A Letter for My Daughter, Ruby

Today’s guest post is from Chelsey, who has neither hot nor cold feelings for Mothers Day; although, she sometimes wishes that more women spoke in church on that day. She thinks they would be more interesting and less inclined to make it all rainbows and unicorns. She does understand the desire to give women the day off, so it’s a toss up. Chelsey has been a mother for seven, lightening-fast years, and still, apparently, has a lot to learn. She blogs at: http://www.penelopespad.com/

Dear Ruby,

I am the 1st Counselor in our ward’s Young Women Presidency. Last week I went to a fireside. While I was gone, you broke your arm. Unable to get a hold of me, your Dad prepared to take you, your three younger brothers and your sister to the emergency room.

A couple from our ward walked by as he was getting you all in the car, and offered to watch the other kids. Your Dad was free to take just you, and I relieved them when I got home.

This couple now adores you and your little brothers and sister because of the service they gave to us.

This week, after you go to bed and are sleeping, I will: visit teach three sisters, organize and attend a combined activity for the Young Men and Young Women, and go to a stake leadership meeting.

I hate it because I was gone last week when you were hurt, and now I will be gone again.

I hate it because my most dreaded task in the whole entire world is to make phone calls, and I will need to make many this week.

I hate it because after a long day of caring for you and your brothers and sister, I need some quiet time. Alone.

I hate it because I will have very little time this week to do things that I want to do — just for me.

I hate it because I know that at the end of the week, I will be very tired, and most likely impatient, and probably snappy.
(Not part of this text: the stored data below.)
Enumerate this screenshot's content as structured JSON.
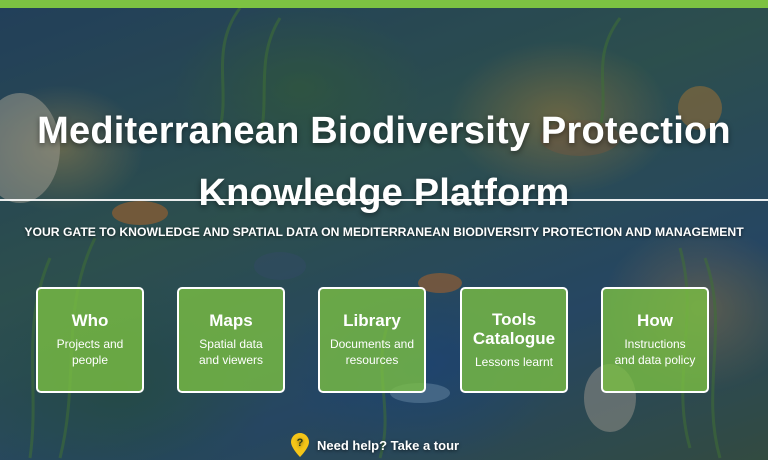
{
  "header": {
    "title_line1": "Mediterranean Biodiversity Protection",
    "title_line2": "Knowledge Platform",
    "tagline": "YOUR GATE TO KNOWLEDGE AND SPATIAL DATA ON MEDITERRANEAN BIODIVERSITY PROTECTION AND MANAGEMENT"
  },
  "cards": [
    {
      "title": "Who",
      "desc_line1": "Projects and",
      "desc_line2": "people"
    },
    {
      "title": "Maps",
      "desc_line1": "Spatial data",
      "desc_line2": "and viewers"
    },
    {
      "title": "Library",
      "desc_line1": "Documents and",
      "desc_line2": "resources"
    },
    {
      "title_line1": "Tools",
      "title_line2": "Catalogue",
      "desc_line1": "Lessons learnt"
    },
    {
      "title": "How",
      "desc_line1": "Instructions",
      "desc_line2": "and data policy"
    }
  ],
  "help": {
    "label": "Need help? Take a tour",
    "icon": "question-pin-icon"
  },
  "colors": {
    "accent": "#7cc242",
    "card_bg": "rgba(124,194,66,0.78)",
    "help_icon": "#f5c518"
  }
}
The house might not be very clean, and I probably won’t feel like playing.

I hate it because I would like to be able to do those things.

But, I will do it.

I will do it because when I went to my room this afternoon to cry and to pray and to seek counsel, I read President Monson’s talk.

I read about Laman and Lemuel murmuring, saying it was a hard thing that they had been asked to do.
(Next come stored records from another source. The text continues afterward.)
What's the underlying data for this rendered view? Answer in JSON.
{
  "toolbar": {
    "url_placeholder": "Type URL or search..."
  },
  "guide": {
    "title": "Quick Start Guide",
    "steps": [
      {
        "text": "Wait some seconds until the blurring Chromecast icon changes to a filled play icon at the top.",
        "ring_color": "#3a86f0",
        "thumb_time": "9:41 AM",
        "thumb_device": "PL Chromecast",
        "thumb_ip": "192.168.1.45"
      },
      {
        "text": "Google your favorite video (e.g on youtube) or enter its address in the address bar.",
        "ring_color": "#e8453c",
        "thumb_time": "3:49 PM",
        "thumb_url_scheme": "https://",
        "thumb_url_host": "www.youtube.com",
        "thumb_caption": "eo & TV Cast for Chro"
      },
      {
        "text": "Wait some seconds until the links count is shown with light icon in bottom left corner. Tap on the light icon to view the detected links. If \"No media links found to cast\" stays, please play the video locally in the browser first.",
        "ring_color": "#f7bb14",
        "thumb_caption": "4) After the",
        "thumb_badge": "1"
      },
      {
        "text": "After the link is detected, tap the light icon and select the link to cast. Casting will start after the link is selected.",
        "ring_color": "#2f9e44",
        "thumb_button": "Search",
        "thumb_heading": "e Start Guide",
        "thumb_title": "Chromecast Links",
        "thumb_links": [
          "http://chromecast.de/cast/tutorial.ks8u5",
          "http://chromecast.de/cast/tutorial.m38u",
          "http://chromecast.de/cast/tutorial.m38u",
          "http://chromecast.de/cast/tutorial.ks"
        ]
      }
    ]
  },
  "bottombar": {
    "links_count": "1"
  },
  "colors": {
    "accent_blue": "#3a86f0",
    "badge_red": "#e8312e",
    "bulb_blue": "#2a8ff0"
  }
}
I read about Nephi responding that he would go; he would do.

I read about a mortally wounded soldier, who dragged an even more mortally wounded soldier to safety, while whole men watched.
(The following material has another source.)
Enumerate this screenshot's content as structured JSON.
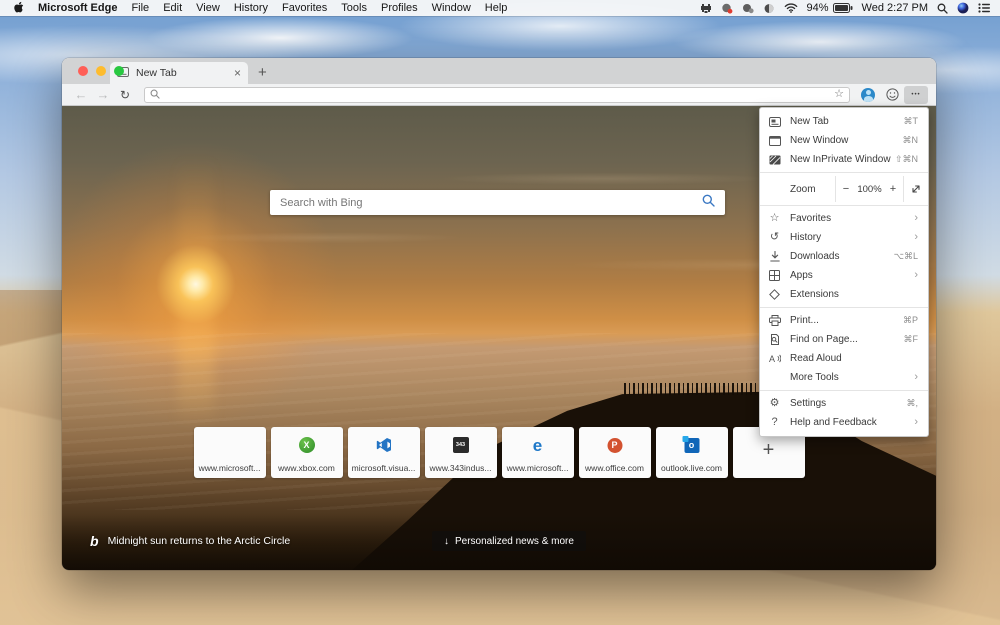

I read about President Monson, busy as Bishop and father and businessman, writing 23 personal letters every month to soldiers in the field, one of whom did not answer for 17 months.

He didn’t mention the widows this time, but I know about them.

As I read, I remembered that my number one goal is to guide you into righteous womanhood.

I remembered that the Lord is a better parent than I am, and that as I serve him, He will send his angels and servants to protect you and watch over you, like he did last week. He will enrich my relationship with you, and. He will give me the inspiration I need to better parent you.

I’ve chosen to have faith in those promises.

I wish that I could say that I’ll do it because I love the Lord and want to serve Him, but I’m not that far yet.

I’ll do it because I love you, Ruby.

Love,
Mom

8 thoughts on “A Letter for My Daughter, Ruby

  1. This is a beautiful post, thank you. I recently had to start a full-time job because I got divorced last year. It’s hard because I cannot be there with my kids all the time in the way I used to be. I’ve really struggled with this; but, there are things in my patriarchal blessing that I hadn’t noticed before that promise similar things–they are God’s children too and he will watch over them when I can’t. Since last year I’ve felt a stronger pull to truly live the gospel than I ever have before, because I need the Lord in my life and so do my kids.

  2. Read that talk this morning before reading your post and had similar thoughts. My grandma always said THE HARD IS THE GOOD. I didn’t like it, but there may be something there.

  3. Truly honest, yet universal feelings. And as we serve others, we teach our children in the best possible way – through example. In years to come, THAT’s what Ruby will remember.

  4. @FoxyJ – Your comment reminds me of a visiting teaching comp I had. She went through a bitter divorce when her kids were small, but felt impressed to leave them once a month to travel to the temple (5 hrs away). Later, one of her daughters had a rough year or so in high school, but suddenly changed for the better. When she wondered why this was, she had the distinct impression that her daughter had been watched over because she went to the temple.

    God will watch over them. You/they will be ok :).

  5. This is good, thank you. I missed that talk by Pres. Monson, I never made it through all of the priesthood session, thanks for the link.